1 Les républicains gardent les deux chambres (improbable)
Trump maintient son pouvoir et peut poursuivre ses politiques. Le cauchemar continuerait pour nos entreprises. Ce scénario est improbable pour une raison fondamentale: depuis 1946, le parti du président a toujours perdu la Chambre des représentants lors des élections de mi-mandat, écrit Robert A. Strong, professeur à l’Université de Virginie, dans une analyse publiée le 19 janvier dans The Conversation.
2. Les républicains perdent une des deux chambres (probable)
Trump est affaibli et est restreint dans la poursuite de ses politiques.

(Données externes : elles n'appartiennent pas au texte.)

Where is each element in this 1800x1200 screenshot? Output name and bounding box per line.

Une bonne nouvelle pour nos entreprises, car une trêve tarifaire serait alors envisageable. Ce scénario est probable en raison de l’impopularité de Trump, également auprès des républicains classiques et modérées. En février, le taux de désapprobation du président était de 56%, selon le magazine The Economist. De plus, des sondages prévoient une victoire des démocrates à la Chambre des représentants, selon le consensus du site 270toWin.com.
3. Les républicains perdent les deux chambres (possible)
Trump devient un canard boiteux et ne peut plus faire grand-chose sur le plan politique. C’est Noël avant le temps pour nos entreprises, même si l’élimination totale des tarifs douaniers serait très surprenante.
Ce scénario est possible si l’on combine les éléments mentionnés plus haut (précédents historiques depuis 80 ans, taux de désapprobation élevé, sondage en faveur des démocrates), sans parler d’une prise de conscience par une majorité d’Américains que l’autoritarisme de Trump est allé beaucoup trop loin.
4. Trump perturbe les scrutins pour garder le Congrès (à ne pas exclure)
Les États-Unis seraient alors en rupture avec leur tradition démocratique depuis la fin du 18e siècle.
Même si ce scénario est très improbable, il ne faut pas l’exclure. Dans un balado diffusé le 2 février par Dan Bongino, un ancien directeur adjoint du FBI nommé par Trump, le président a appelé le parti républicain à «nationaliser» (en fait, à fédéraliser) le processus électoral aux États-Unis, qui relève des États et non du fédéral, rapporte le New York Times.
Le président a exhorté les responsables républicains à «prendre le contrôle» des procédures de votes dans 15 États, sans toutefois les nommer. Mais on peut présumer qu’il a en tête des États démocrates…
Il ne faut pas non plus exclure la possibilité que Washington évoque l’Insurrection Act, une loi qui permet de recourir à l’armée régulière lors d’émeutes — le président républicain George H.W. Bush l’a fait en 1992 lors des émeutes à Los Angeles, qui ont fait 63 morts.
Trump pourrait alors tenter d’encadrer ou de suspendre des scrutins dans des districts démocrates jugés agités et au bord de l’émeute, notamment à Minneapolis, au Minnesota, où la police de l’immigration ICE a récemment tué deux citoyens américains.
Or, lors des élections de mi-mandat en 2022, les districts 2,3,4 et 5 de la grande région de Minneapolis ont tous été remportés par des démocrates.
Les élections de mi-mandat du 3 novembre sont existentielles et historiques pour les Américains et pour nous. Maintenant, mais aussi en prévision de l’élection présidentielle de novembre 2028, si elle peut encore se tenir normalement.